Non è una risposta a Naomi in quanto “Pro Logo” non è un libro politico. E’ stato scritto da gestori di marche che hanno riflettuto sul loro mestiere e sul ruolo sociologico di un brand e che hanno appoggiato tutte le loro affermazioni su esempi concreti.
Riconosciamo a Naomi contributi interessanti, come per esempio la parte sull’adolescente globale, però non condividiamo l’amalgama marca/capitale. Al contrario proponiamo di uscire da questa contrapposizione obsoleta della marca contro il consumatore. Pensiamo che sia arrivato il momento di una rivalutazione delle attività  commerciali in generale e che tutti gli attori coinvolti nelle transazioni condividono responsabilità  nel ridare le loro “lettres de noblesse” al consumo.

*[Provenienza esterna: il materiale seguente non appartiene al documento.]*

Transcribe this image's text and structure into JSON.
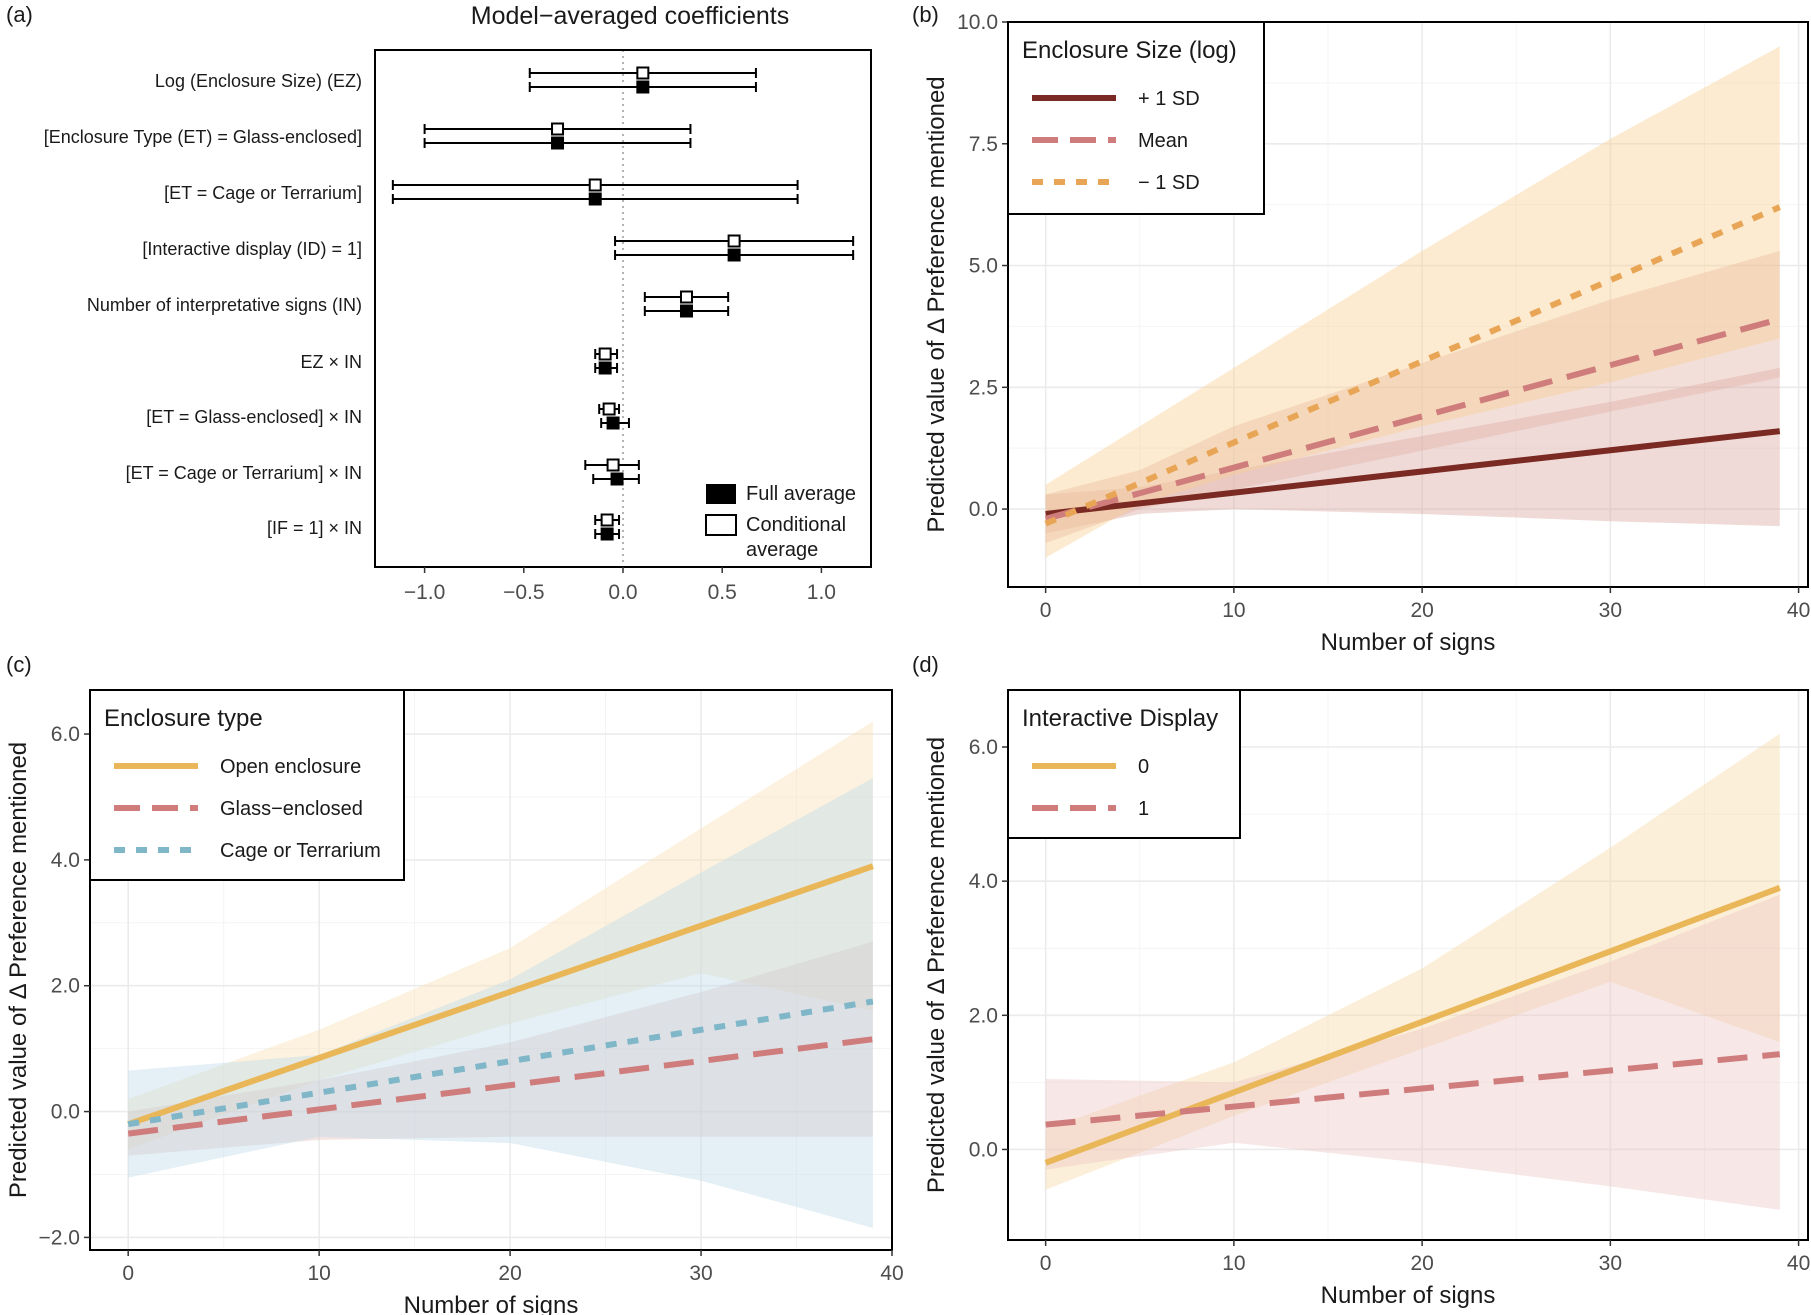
{
  "colors": {
    "dark_red": "#7a2a22",
    "pink": "#cf7c7c",
    "orange": "#e8a555",
    "gold": "#e9b658",
    "blue": "#7fb6c8",
    "band_orange": "#f7cf92",
    "band_pink": "#d9a79f",
    "band_blue": "#a9d3e5",
    "band_green": "#c9d3a8"
  },
  "chart_data": [
    {
      "panel": "(a)",
      "type": "dot-whisker",
      "title": "Model−averaged coefficients",
      "xlim": [
        -1.25,
        1.25
      ],
      "xticks": [
        "−1.0",
        "−0.5",
        "0.0",
        "0.5",
        "1.0"
      ],
      "xtick_values": [
        -1.0,
        -0.5,
        0.0,
        0.5,
        1.0
      ],
      "reference_line": 0,
      "legend": [
        "Full average",
        "Conditional average"
      ],
      "terms": [
        {
          "label": "Log (Enclosure Size) (EZ)",
          "cond": {
            "est": 0.1,
            "lo": -0.47,
            "hi": 0.67
          },
          "full": {
            "est": 0.1,
            "lo": -0.47,
            "hi": 0.67
          }
        },
        {
          "label": "[Enclosure Type (ET) = Glass-enclosed]",
          "cond": {
            "est": -0.33,
            "lo": -1.0,
            "hi": 0.34
          },
          "full": {
            "est": -0.33,
            "lo": -1.0,
            "hi": 0.34
          }
        },
        {
          "label": "[ET = Cage or Terrarium]",
          "cond": {
            "est": -0.14,
            "lo": -1.16,
            "hi": 0.88
          },
          "full": {
            "est": -0.14,
            "lo": -1.16,
            "hi": 0.88
          }
        },
        {
          "label": "[Interactive display (ID) = 1]",
          "cond": {
            "est": 0.56,
            "lo": -0.04,
            "hi": 1.16
          },
          "full": {
            "est": 0.56,
            "lo": -0.04,
            "hi": 1.16
          }
        },
        {
          "label": "Number of interpretative signs (IN)",
          "cond": {
            "est": 0.32,
            "lo": 0.11,
            "hi": 0.53
          },
          "full": {
            "est": 0.32,
            "lo": 0.11,
            "hi": 0.53
          }
        },
        {
          "label": "EZ × IN",
          "cond": {
            "est": -0.09,
            "lo": -0.14,
            "hi": -0.03
          },
          "full": {
            "est": -0.09,
            "lo": -0.14,
            "hi": -0.03
          }
        },
        {
          "label": "[ET = Glass-enclosed]  × IN",
          "cond": {
            "est": -0.07,
            "lo": -0.12,
            "hi": -0.02
          },
          "full": {
            "est": -0.05,
            "lo": -0.11,
            "hi": 0.03
          }
        },
        {
          "label": "[ET = Cage or Terrarium]  × IN",
          "cond": {
            "est": -0.05,
            "lo": -0.19,
            "hi": 0.08
          },
          "full": {
            "est": -0.03,
            "lo": -0.15,
            "hi": 0.08
          }
        },
        {
          "label": "[IF = 1]  × IN",
          "cond": {
            "est": -0.08,
            "lo": -0.14,
            "hi": -0.02
          },
          "full": {
            "est": -0.08,
            "lo": -0.14,
            "hi": -0.02
          }
        }
      ]
    },
    {
      "panel": "(b)",
      "type": "line",
      "xlabel": "Number of signs",
      "ylabel": "Predicted value of  Δ Preference mentioned",
      "xlim": [
        -2,
        40.5
      ],
      "ylim": [
        -1.6,
        10
      ],
      "xticks": [
        "0",
        "10",
        "20",
        "30",
        "40"
      ],
      "xtick_values": [
        0,
        10,
        20,
        30,
        40
      ],
      "yticks": [
        "0.0",
        "2.5",
        "5.0",
        "7.5",
        "10.0"
      ],
      "ytick_values": [
        0,
        2.5,
        5,
        7.5,
        10
      ],
      "legend_title": "Enclosure Size (log)",
      "series": [
        {
          "name": "+ 1 SD",
          "style": "solid",
          "color": "#7a2a22",
          "band": "#d9a79f",
          "x": [
            0,
            39
          ],
          "y": [
            -0.1,
            1.6
          ],
          "lower": [
            [
              0,
              -0.5
            ],
            [
              5,
              -0.1
            ],
            [
              10,
              0.0
            ],
            [
              20,
              -0.1
            ],
            [
              30,
              -0.25
            ],
            [
              39,
              -0.35
            ]
          ],
          "upper": [
            [
              0,
              0.3
            ],
            [
              5,
              0.45
            ],
            [
              10,
              0.8
            ],
            [
              20,
              1.5
            ],
            [
              30,
              2.2
            ],
            [
              39,
              2.9
            ]
          ]
        },
        {
          "name": "Mean",
          "style": "dashed",
          "color": "#cf7c7c",
          "band": "#e3b2a6",
          "x": [
            0,
            39
          ],
          "y": [
            -0.2,
            3.9
          ],
          "lower": [
            [
              0,
              -0.7
            ],
            [
              5,
              0.0
            ],
            [
              10,
              0.4
            ],
            [
              20,
              1.2
            ],
            [
              30,
              2.0
            ],
            [
              39,
              2.7
            ]
          ],
          "upper": [
            [
              0,
              0.3
            ],
            [
              5,
              0.8
            ],
            [
              10,
              1.7
            ],
            [
              20,
              3.0
            ],
            [
              30,
              4.3
            ],
            [
              39,
              5.3
            ]
          ]
        },
        {
          "name": "− 1 SD",
          "style": "dotted",
          "color": "#e8a555",
          "band": "#f7cf92",
          "x": [
            0,
            39
          ],
          "y": [
            -0.3,
            6.2
          ],
          "lower": [
            [
              0,
              -1.0
            ],
            [
              5,
              0.1
            ],
            [
              10,
              0.7
            ],
            [
              20,
              1.7
            ],
            [
              30,
              2.6
            ],
            [
              39,
              3.5
            ]
          ],
          "upper": [
            [
              0,
              0.5
            ],
            [
              5,
              1.7
            ],
            [
              10,
              2.9
            ],
            [
              20,
              5.3
            ],
            [
              30,
              7.6
            ],
            [
              39,
              9.5
            ]
          ]
        }
      ]
    },
    {
      "panel": "(c)",
      "type": "line",
      "xlabel": "Number of signs",
      "ylabel": "Predicted value of  Δ Preference mentioned",
      "xlim": [
        -2,
        40
      ],
      "ylim": [
        -2.2,
        6.7
      ],
      "xticks": [
        "0",
        "10",
        "20",
        "30",
        "40"
      ],
      "xtick_values": [
        0,
        10,
        20,
        30,
        40
      ],
      "yticks": [
        "−2.0",
        "0.0",
        "2.0",
        "4.0",
        "6.0"
      ],
      "ytick_values": [
        -2,
        0,
        2,
        4,
        6
      ],
      "legend_title": "Enclosure type",
      "series": [
        {
          "name": "Open enclosure",
          "style": "solid",
          "color": "#e9b658",
          "band": "#f7dfb3",
          "x": [
            0,
            39
          ],
          "y": [
            -0.2,
            3.9
          ],
          "lower": [
            [
              0,
              -0.6
            ],
            [
              10,
              0.5
            ],
            [
              20,
              1.4
            ],
            [
              30,
              2.2
            ],
            [
              39,
              1.6
            ]
          ],
          "upper": [
            [
              0,
              0.2
            ],
            [
              10,
              1.3
            ],
            [
              20,
              2.6
            ],
            [
              30,
              4.5
            ],
            [
              39,
              6.2
            ]
          ]
        },
        {
          "name": "Glass−enclosed",
          "style": "dashed",
          "color": "#cf7c7c",
          "band": "#e3c0bd",
          "x": [
            0,
            39
          ],
          "y": [
            -0.35,
            1.15
          ],
          "lower": [
            [
              0,
              -0.7
            ],
            [
              10,
              -0.45
            ],
            [
              20,
              -0.4
            ],
            [
              30,
              -0.4
            ],
            [
              39,
              -0.4
            ]
          ],
          "upper": [
            [
              0,
              0.0
            ],
            [
              10,
              0.5
            ],
            [
              20,
              1.1
            ],
            [
              30,
              1.9
            ],
            [
              39,
              2.7
            ]
          ]
        },
        {
          "name": "Cage or Terrarium",
          "style": "dotted",
          "color": "#7fb6c8",
          "band": "#bfdcea",
          "x": [
            0,
            39
          ],
          "y": [
            -0.2,
            1.75
          ],
          "lower": [
            [
              0,
              -1.05
            ],
            [
              10,
              -0.4
            ],
            [
              20,
              -0.5
            ],
            [
              30,
              -1.1
            ],
            [
              39,
              -1.85
            ]
          ],
          "upper": [
            [
              0,
              0.65
            ],
            [
              10,
              0.9
            ],
            [
              20,
              2.1
            ],
            [
              30,
              3.8
            ],
            [
              39,
              5.3
            ]
          ]
        }
      ]
    },
    {
      "panel": "(d)",
      "type": "line",
      "xlabel": "Number of signs",
      "ylabel": "Predicted value of  Δ Preference mentioned",
      "xlim": [
        -2,
        40.5
      ],
      "ylim": [
        -1.35,
        6.85
      ],
      "xticks": [
        "0",
        "10",
        "20",
        "30",
        "40"
      ],
      "xtick_values": [
        0,
        10,
        20,
        30,
        40
      ],
      "yticks": [
        "0.0",
        "2.0",
        "4.0",
        "6.0"
      ],
      "ytick_values": [
        0,
        2,
        4,
        6
      ],
      "legend_title": "Interactive Display",
      "series": [
        {
          "name": "0",
          "style": "solid",
          "color": "#e9b658",
          "band": "#f7d9a6",
          "x": [
            0,
            39
          ],
          "y": [
            -0.2,
            3.9
          ],
          "lower": [
            [
              0,
              -0.6
            ],
            [
              10,
              0.5
            ],
            [
              20,
              1.5
            ],
            [
              30,
              2.5
            ],
            [
              39,
              1.6
            ]
          ],
          "upper": [
            [
              0,
              0.3
            ],
            [
              10,
              1.3
            ],
            [
              20,
              2.7
            ],
            [
              30,
              4.5
            ],
            [
              39,
              6.2
            ]
          ]
        },
        {
          "name": "1",
          "style": "dashed",
          "color": "#cf7c7c",
          "band": "#ecc6c4",
          "x": [
            0,
            39
          ],
          "y": [
            0.37,
            1.42
          ],
          "lower": [
            [
              0,
              -0.3
            ],
            [
              10,
              0.1
            ],
            [
              20,
              -0.2
            ],
            [
              30,
              -0.55
            ],
            [
              39,
              -0.9
            ]
          ],
          "upper": [
            [
              0,
              1.05
            ],
            [
              10,
              1.0
            ],
            [
              20,
              1.8
            ],
            [
              30,
              2.8
            ],
            [
              39,
              3.8
            ]
          ]
        }
      ]
    }
  ]
}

2) E’ recente la notizia della catena inglese di prodotti per bambini che ha dipinto messaggi pubblicitari sulla pancia delle gestanti. Naomi Klein leggerebbe questo fenomeno come esito della crescente disseminazione sociale dei brand. Ha quindi ragione l’autrice americana: siamo destinati a una brandizzazione totale?

Si.
Però non è un fenomeno nuovo. E’ la natura essenziale dell’uomo di pensare e comunicare per simboli. Ciascuno di noi riceve un nome alla nascita. Il fenomeno delle marche procede dagli stessi fabbisogni di differenziazione, di riconoscimento e di sviluppo nella durata. Sono i progressi delle tecnologie di fabbricazione, distribuzione e di comunicazione che rendono le marche più presenti oggi rispetto a 50 anni fa.

3) Nel suo volume lei pone particolare attenzione al tema della dimensione etica. Molte sono le aziende che dichiarano la loro responsabilità  sociale nei confronti dei consumatori; ma concretamente poi si sviluppano queste dichiarazioni d’intenti?

E’ vero che da qualche anno molte marche utilizzano nella loro comunicazione temi etici. E un modo di rispondere ad un maggiore sensibilità  della gente ai temi di solidarietà  sociale e di protezione dell’ambiente. E un altro esempio del potere del consumatore di cui si parla nel capitolo 8 del nostro volume.
Un esempio edificante fu quello della marca di sigarette spagnola Fortuna che fece scandalo nel 98 con la sua campagna “Adesso con Fortuna, tu dai 0,7% a una ONG”. Purtroppo al momento del lancio della campagna, non c’era ancora nessun accordo formalizzato con una ONG ed il comitato dei 5 saggi che doveva operare una selezione non era ancora costituito. Fu una levata di scudi in Spagna coinvolgendo stampa, organi di governo e pubblico fino a quando il sistema di distribuzione dei 0,7% fu costituito.
E’ difficile, e molto pericoloso, nel nostro mondo mediatizzato e globalizzato nascondere o mentire a lungo. Poche marche serie o globali rischierebbero di ingannare il pubblico.
Si potrebbe comunque menzionare anche tutte le marche coinvolte in azioni di solidarietà  che non l’utilizzano a scopo comunicativo come per esempio l’impegno di Avon contro il cancro o di L’Oreal nella promozione delle donne nel settore della scienza.